Entra qui in gioco il tema della ministerialità degli sposi e dei genitori in una sorta di “catechesi vivente”: «Nelle loro case i coniugi sono sacerdoti e la vita familiare è culto. Il compito educativo dei genitori è un vero ministero e consiste nel mediare il senso della fede attraverso i gesti quotidiani».

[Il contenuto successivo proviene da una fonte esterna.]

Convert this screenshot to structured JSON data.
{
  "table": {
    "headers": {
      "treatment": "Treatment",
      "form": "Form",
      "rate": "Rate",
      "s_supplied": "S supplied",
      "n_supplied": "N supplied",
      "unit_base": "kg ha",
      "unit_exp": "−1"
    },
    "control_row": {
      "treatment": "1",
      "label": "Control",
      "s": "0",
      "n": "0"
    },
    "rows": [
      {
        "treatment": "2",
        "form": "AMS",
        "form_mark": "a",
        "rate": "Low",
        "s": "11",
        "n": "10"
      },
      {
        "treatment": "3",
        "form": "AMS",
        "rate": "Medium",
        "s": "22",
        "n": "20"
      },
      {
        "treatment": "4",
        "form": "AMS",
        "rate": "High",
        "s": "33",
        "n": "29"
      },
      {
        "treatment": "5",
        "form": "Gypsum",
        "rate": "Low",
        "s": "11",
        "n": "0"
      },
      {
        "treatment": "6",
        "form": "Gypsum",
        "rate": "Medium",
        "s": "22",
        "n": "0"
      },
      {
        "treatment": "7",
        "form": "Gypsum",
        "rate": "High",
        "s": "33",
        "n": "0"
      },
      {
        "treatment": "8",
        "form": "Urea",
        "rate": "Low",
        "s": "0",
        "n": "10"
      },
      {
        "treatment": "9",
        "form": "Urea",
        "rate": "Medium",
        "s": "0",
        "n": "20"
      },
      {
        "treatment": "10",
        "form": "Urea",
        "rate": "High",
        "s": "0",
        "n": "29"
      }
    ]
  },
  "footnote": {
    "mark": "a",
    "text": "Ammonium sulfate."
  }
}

La famiglia, attraverso il linguaggio familiare, educa a ciò che è buono, vero e bello, alla fiducia nella vita, alla affidabilità delle persone, all’importanza della cura delle relazioni. La chiesa dona il linguaggio e la provocazione della missione. «La fede – ha concluso – non è una fede privatista o intimista e la chiesa educa a mettere in rete le famiglie e inserirle in un tessuto sociale e in una dinamica civile. Molte famiglie – pensiamo ad associazioni, movimenti, case-famiglia, gruppi familiari… – nella loro rete dicono il ruolo sociale della famiglia in una società complessa. È necessario che tutto ciò diventi respiro di comunione tra famiglia e comunità cristiana. Ne va della testimonianza cristiana oggi».

Tempo di opportunità

La “fatica” oltre alla gioia tra le mura domestiche è stata raccontata da Gigi De Palo, presidente nazionale del Forum delle associazioni familiari, e dalla moglie Anna Chiara Gambini, genitori di cinque figli. Il segreto per superare la baraonda (e le furiose litigate) di tante persone chiuse in casa per tre mesi durante il lockdown è stata la ricerca di trasformare ogni tempo in un tempo nuovo. «Tutto educa e tutti educano, – affermano – quindi abbiamo cercato di valorizzare le opportunità nuove che avevamo per educare i nostri figli». Ecco allora che la “creatività missionaria” della famiglia si è messa in moto per rendere unici, ad esempio, i momenti della liturgia di Pasqua, dalla lavanda dei piedi al buio della notte di veglia. «Abbiamo colto l’opportunità di mostrare ai nostri figli che le chiese, sì, sono state chiuse, ma in quel tempo la chiesa ha continuato a vivere attivamente, sempre e comunque. Abbiamo avuto l’opportunità di rompere lo schema del “si è sempre fatto così”». Anche il rapporto con la tecnologia è stato addomesticato, «imparando che non è lei a gestire noi, ma noi a gestire lei e che la si può utilizzare in funzione missionaria: è uno strumento che non è nuovo (c’era anche prima) ma che finalmente cominciamo ad abitare».
Sul fronte delle relazioni, la pandemia ha svelato l’illusione che tutto nella vita, familiare e non, deva essere perfetto: «È l’imperfezione, invece, che fa nascere l’esperienza della grazia, la condivisione di un dono: un’esperienza di perdono, di riconciliazione, di amore».